Important that the harddrives are SATA based
After setting up the virtual machines install file server and failover cluster manager
Install-WindowsFeature –Name File-Services, Failover-Clustering –IncludeManagementTools
Then just create a failover cluster using Failover cluster manager or using PowerShell
New-Cluster –Name hvcl –Node <hv02,hv01> –NoStorage
After the Cluster setup is complete we need to define that this is going to be a Storage Spaces Direct SAN
Enable-ClusterStorageSpacesDirect
Then do a validation test to make sure that the Storage Spaces direct cluster shold work as inteded
Now you might get a warning that the disks on both nodes have the same identifier In case you need to shut down on of the VMs and change SATA disk identifier
Then define cluster network usage
The Storage Spaces Replication network will be on Cluster Only usage. Now that we have the bunch of disks available we need to create a disk pool. This can either be done using Failover cluster or using Powershell
But either way you should disable Writebackcache on a Storage Spaces Direct cluster which can be done after the creating using set-storagepool –friendlyname “nameofpool” –writecachesizedefault 0
Now we can create a new virtual disk, then configure settings like storage resilliency and such
Then we are done with the vDisk
Now when going to the virtual disk partion setup, make sure that you set it to ReFS
Now we can see that default values of the storage spaces direct vdisk
Now I can create a CSV volume of that vDisk
After we have created the CSV we need to add the Scale-out file server role as a clustered role
Next we need to add a file share to explose the SMB file share to external applications such as Hyper-V
And we are done!
We can now access the storage spaces direct cluster using the client access point we defined. Now during file transfer we can see which endpoint is being used for the reciving end. in this case it is this host 192.168.0.30 which is getting a file transfer from 192.168.0.1 and will then replicate the data to 10.0.0.2 across the cluster network.
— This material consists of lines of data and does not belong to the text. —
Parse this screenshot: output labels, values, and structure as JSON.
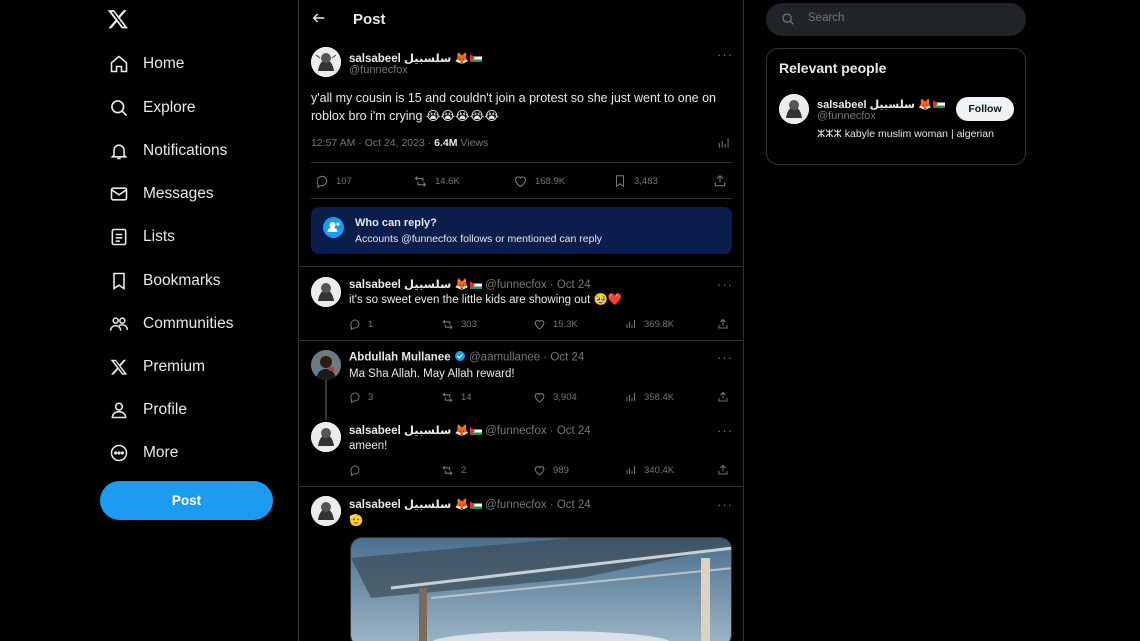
{
  "nav": {
    "items": [
      {
        "label": "Home",
        "icon": "home-icon"
      },
      {
        "label": "Explore",
        "icon": "search-icon"
      },
      {
        "label": "Notifications",
        "icon": "bell-icon"
      },
      {
        "label": "Messages",
        "icon": "envelope-icon"
      },
      {
        "label": "Lists",
        "icon": "list-icon"
      },
      {
        "label": "Bookmarks",
        "icon": "bookmark-icon"
      },
      {
        "label": "Communities",
        "icon": "communities-icon"
      },
      {
        "label": "Premium",
        "icon": "x-logo-icon"
      },
      {
        "label": "Profile",
        "icon": "person-icon"
      },
      {
        "label": "More",
        "icon": "more-circle-icon"
      }
    ],
    "post_button": "Post"
  },
  "header": {
    "title": "Post"
  },
  "main_post": {
    "name": "salsabeel سلسبيل 🦊",
    "handle": "@funnecfox",
    "text": "y'all my cousin is 15 and couldn't join a protest so she just went to one on roblox bro i'm crying 😭😭😭😭😭",
    "time": "12:57 AM · Oct 24, 2023 · ",
    "views_count": "6.4M",
    "views_label": " Views",
    "replies": "107",
    "reposts": "14.6K",
    "likes": "168.9K",
    "bookmarks": "3,483"
  },
  "reply_box": {
    "title": "Who can reply?",
    "subtitle": "Accounts @funnecfox follows or mentioned can reply"
  },
  "replies": [
    {
      "name": "salsabeel سلسبيل 🦊",
      "meta": "@funnecfox · Oct 24",
      "text": "it's so sweet even the little kids are showing out 🥹❤️",
      "replies": "1",
      "reposts": "303",
      "likes": "15.3K",
      "views": "369.8K"
    },
    {
      "name": "Abdullah Mullanee",
      "meta": "@aamullanee · Oct 24",
      "text": "Ma Sha Allah. May Allah reward!",
      "replies": "3",
      "reposts": "14",
      "likes": "3,904",
      "views": "358.4K"
    },
    {
      "name": "salsabeel سلسبيل 🦊",
      "meta": "@funnecfox · Oct 24",
      "text": "ameen!",
      "replies": "",
      "reposts": "2",
      "likes": "989",
      "views": "340.4K"
    },
    {
      "name": "salsabeel سلسبيل 🦊",
      "meta": "@funnecfox · Oct 24",
      "text": "🫡"
    }
  ],
  "search": {
    "placeholder": "Search"
  },
  "relevant": {
    "title": "Relevant people",
    "name": "salsabeel سلسبيل 🦊",
    "handle": "@funnecfox",
    "follow": "Follow",
    "bio": "ⵣⵣⵣ kabyle muslim woman | algerian"
  },
  "colors": {
    "accent": "#1d9bf0",
    "background": "#000000",
    "border": "#2f3336",
    "muted": "#71767b",
    "reply_box": "#0a1d4d"
  }
}
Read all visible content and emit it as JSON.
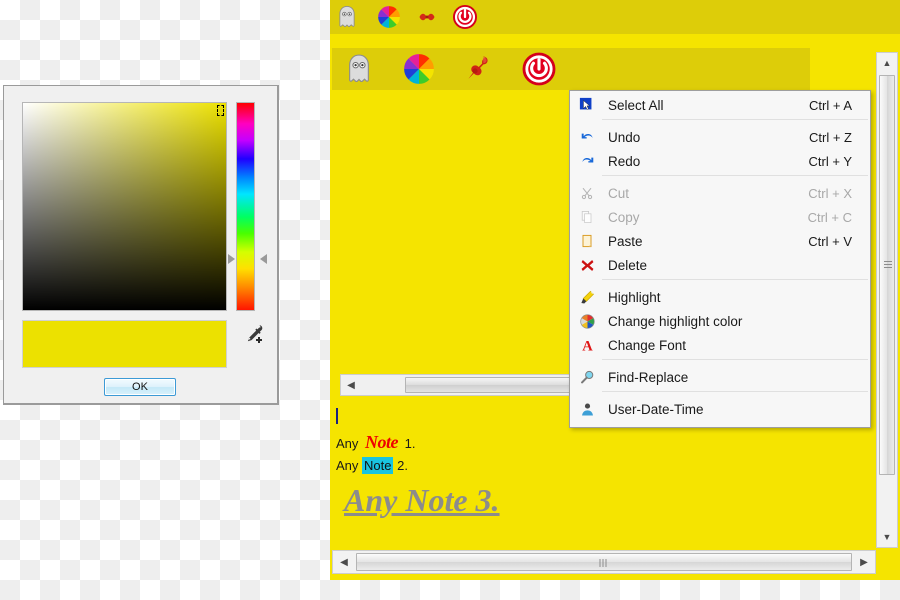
{
  "color_dialog": {
    "name": "Color picker dialog",
    "selected_color": "#ece100",
    "swatch_color": "#ece100",
    "ok_label": "OK",
    "eyedropper_icon": "eyedropper-icon",
    "hue_marker_icon": "triangle-marker-icon"
  },
  "note_window": {
    "background_color": "#f5e400",
    "toolbar_color": "#ddcd09",
    "mini_toolbar": {
      "items": [
        {
          "icon": "ghost-icon",
          "label": "Ghost"
        },
        {
          "icon": "color-wheel-icon",
          "label": "Color wheel"
        },
        {
          "icon": "pushpin-icon",
          "label": "Pin"
        },
        {
          "icon": "power-icon",
          "label": "Power"
        }
      ]
    },
    "main_toolbar": {
      "items": [
        {
          "icon": "ghost-icon",
          "label": "Ghost"
        },
        {
          "icon": "color-wheel-icon",
          "label": "Color wheel"
        },
        {
          "icon": "pushpin-icon",
          "label": "Pin"
        },
        {
          "icon": "power-icon",
          "label": "Power"
        }
      ]
    },
    "notes": [
      {
        "prefix": "Any ",
        "emphasis": "Note",
        "suffix": " 1.",
        "style": "red-script"
      },
      {
        "prefix": "Any ",
        "emphasis": "Note",
        "suffix": " 2.",
        "style": "cyan-highlight"
      },
      {
        "text": "Any Note 3.",
        "style": "gray-italic-underline"
      }
    ],
    "scrollbars": {
      "left_arrow": "◀",
      "right_arrow": "▶",
      "up_arrow": "▲",
      "down_arrow": "▼"
    }
  },
  "context_menu": {
    "items": [
      {
        "icon": "select-all-icon",
        "label": "Select All",
        "accel": "Ctrl + A",
        "disabled": false,
        "divider_after": true
      },
      {
        "icon": "undo-icon",
        "label": "Undo",
        "accel": "Ctrl + Z",
        "disabled": false,
        "divider_after": false
      },
      {
        "icon": "redo-icon",
        "label": "Redo",
        "accel": "Ctrl + Y",
        "disabled": false,
        "divider_after": true
      },
      {
        "icon": "scissors-icon",
        "label": "Cut",
        "accel": "Ctrl + X",
        "disabled": true,
        "divider_after": false
      },
      {
        "icon": "copy-icon",
        "label": "Copy",
        "accel": "Ctrl + C",
        "disabled": true,
        "divider_after": false
      },
      {
        "icon": "paste-icon",
        "label": "Paste",
        "accel": "Ctrl + V",
        "disabled": false,
        "divider_after": false
      },
      {
        "icon": "delete-icon",
        "label": "Delete",
        "accel": "",
        "disabled": false,
        "divider_after": true
      },
      {
        "icon": "highlighter-icon",
        "label": "Highlight",
        "accel": "",
        "disabled": false,
        "divider_after": false
      },
      {
        "icon": "color-wheel-icon",
        "label": "Change highlight color",
        "accel": "",
        "disabled": false,
        "divider_after": false
      },
      {
        "icon": "font-a-icon",
        "label": "Change Font",
        "accel": "",
        "disabled": false,
        "divider_after": true
      },
      {
        "icon": "magnifier-icon",
        "label": "Find-Replace",
        "accel": "",
        "disabled": false,
        "divider_after": true
      },
      {
        "icon": "user-icon",
        "label": "User-Date-Time",
        "accel": "",
        "disabled": false,
        "divider_after": false
      }
    ]
  }
}
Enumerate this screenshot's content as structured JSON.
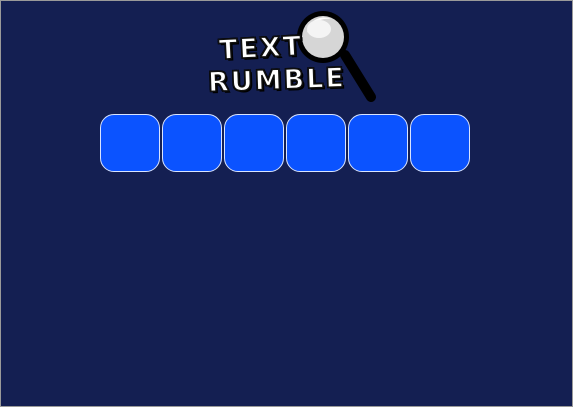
{
  "logo": {
    "line1": "TEXT",
    "line2": "RUMBLE",
    "icon": "magnifying-glass-icon"
  },
  "colors": {
    "background": "#141f52",
    "tile_fill": "#0b53ff",
    "tile_border": "#d9e4ff"
  },
  "tiles": [
    {
      "letter": ""
    },
    {
      "letter": ""
    },
    {
      "letter": ""
    },
    {
      "letter": ""
    },
    {
      "letter": ""
    },
    {
      "letter": ""
    }
  ]
}
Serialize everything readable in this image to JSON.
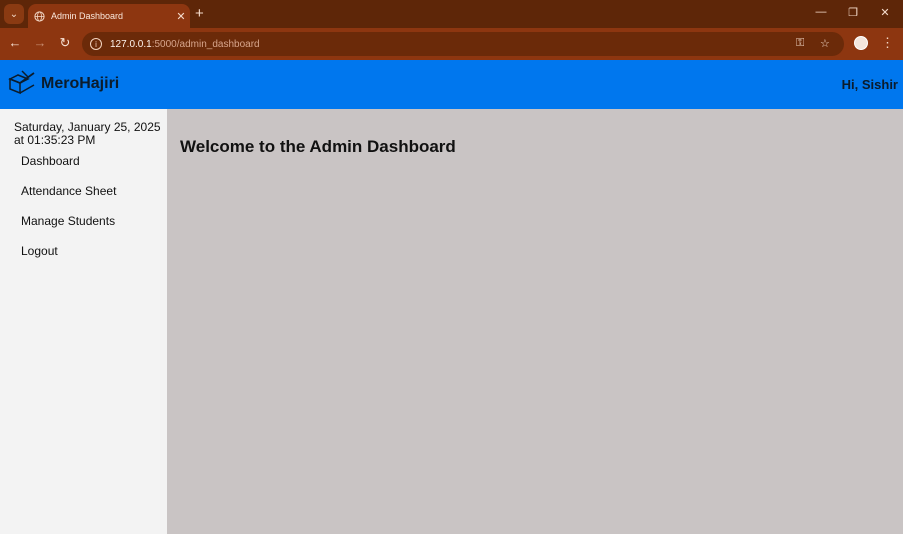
{
  "browser": {
    "tab_title": "Admin Dashboard",
    "url_host": "127.0.0.1",
    "url_rest": ":5000/admin_dashboard"
  },
  "app": {
    "brand": "MeroHajiri",
    "greeting": "Hi, Sishir",
    "accent_color": "#0077ee"
  },
  "sidebar": {
    "datetime_line1": "Saturday, January 25, 2025",
    "datetime_line2": "at 01:35:23 PM",
    "items": [
      {
        "label": "Dashboard"
      },
      {
        "label": "Attendance Sheet"
      },
      {
        "label": "Manage Students"
      },
      {
        "label": "Logout"
      }
    ]
  },
  "main": {
    "title": "Welcome to the Admin Dashboard"
  }
}
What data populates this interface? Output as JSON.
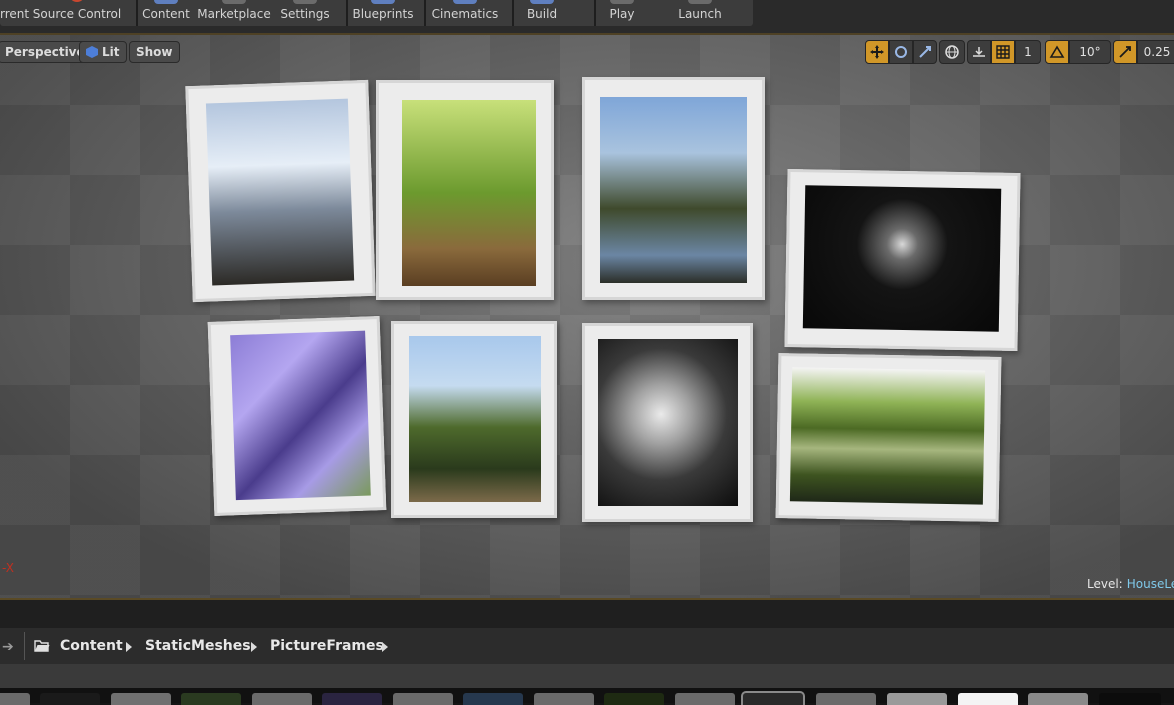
{
  "toolbar": {
    "buttons": [
      {
        "label": "rrent"
      },
      {
        "label": "Source Control"
      },
      {
        "label": "Content"
      },
      {
        "label": "Marketplace"
      },
      {
        "label": "Settings"
      },
      {
        "label": "Blueprints"
      },
      {
        "label": "Cinematics"
      },
      {
        "label": "Build"
      },
      {
        "label": "Play"
      },
      {
        "label": "Launch"
      }
    ]
  },
  "viewport": {
    "perspective_label": "Perspective",
    "lit_label": "Lit",
    "show_label": "Show",
    "grid_snap_value": "1",
    "rotation_snap_value": "10°",
    "scale_snap_value": "0.25",
    "axis_label": "-X",
    "level_prefix": "Level:",
    "level_name": "HouseLev"
  },
  "content_browser": {
    "breadcrumb": [
      "Content",
      "StaticMeshes",
      "PictureFrames"
    ]
  },
  "colors": {
    "accent": "#d19728",
    "level_link": "#7fc9ea",
    "axis_x": "#c03020"
  }
}
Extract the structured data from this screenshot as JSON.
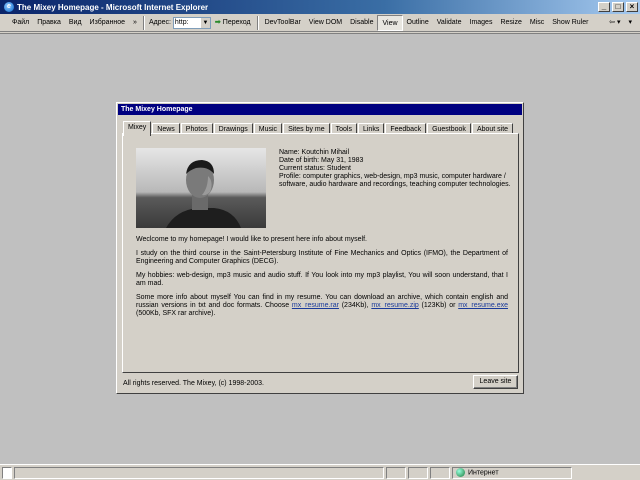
{
  "window": {
    "title": "The Mixey Homepage - Microsoft Internet Explorer"
  },
  "toolbar": {
    "menu": [
      "Файл",
      "Правка",
      "Вид",
      "Избранное"
    ],
    "more": "»",
    "address_label": "Адрес:",
    "address_value": "http:",
    "go_label": "Переход",
    "tools": [
      "DevToolBar",
      "View DOM",
      "Disable",
      "View",
      "Outline",
      "Validate",
      "Images",
      "Resize",
      "Misc",
      "Show Ruler"
    ]
  },
  "page": {
    "title": "The Mixey Homepage",
    "tabs": [
      "Mixey",
      "News",
      "Photos",
      "Drawings",
      "Music",
      "Sites by me",
      "Tools",
      "Links",
      "Feedback",
      "Guestbook",
      "About site"
    ],
    "info": {
      "name": "Name: Koutchin Mihail",
      "dob": "Date of birth: May 31, 1983",
      "status": "Current status: Student",
      "profile": "Profile: computer graphics, web-design, mp3 music, computer hardware / software, audio hardware and recordings, teaching computer technologies."
    },
    "paragraphs": {
      "p1": "Weclcome to my homepage! I would like to present here info about myself.",
      "p2": "I study on the third course in the Saint-Petersburg Institute of Fine Mechanics and Optics (IFMO), the Department of Engineering and Computer Graphics (DECG).",
      "p3": "My hobbies: web-design, mp3 music and audio stuff. If You look into my mp3 playlist, You will soon understand, that I am mad.",
      "p4_start": "Some more info about myself You can find in my resume. You can download an archive, which contain english and russian versions in txt and doc formats. Choose ",
      "link_rar": "mx_resume.rar",
      "size_rar": " (234Kb), ",
      "link_zip": "mx_resume.zip",
      "size_zip": " (123Kb) or ",
      "link_exe": "mx_resume.exe",
      "size_exe": " (500Kb, SFX rar archive)."
    },
    "footer": "All rights reserved. The Mixey, (c) 1998-2003.",
    "leave_button": "Leave site"
  },
  "statusbar": {
    "zone": "Интернет"
  }
}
The SMB client uses DNS to do an initial request to the SMB file server. Then they agree upon the dialect to use in the process. (This is from Message Analyzer)
Now what it is missing ?
Data locality! I have not seen any indication that Hyper-V clusters running on top of Storage Spaces direct in a hyperconverged deployment have the ability to “place” or run virtual machines on the node that they are running on top on. This will create a fragementation of storage / compute which is not really good. Maybe this is going to be implemented in the final version of Windows Server 2016, but not the SMB protocol does not have any built-in mechinims that handles this. For instance Nutanix has the built-in since the Controller will see if the VM is running locally or not and will start replicating bits and bytes until the processing is running locally.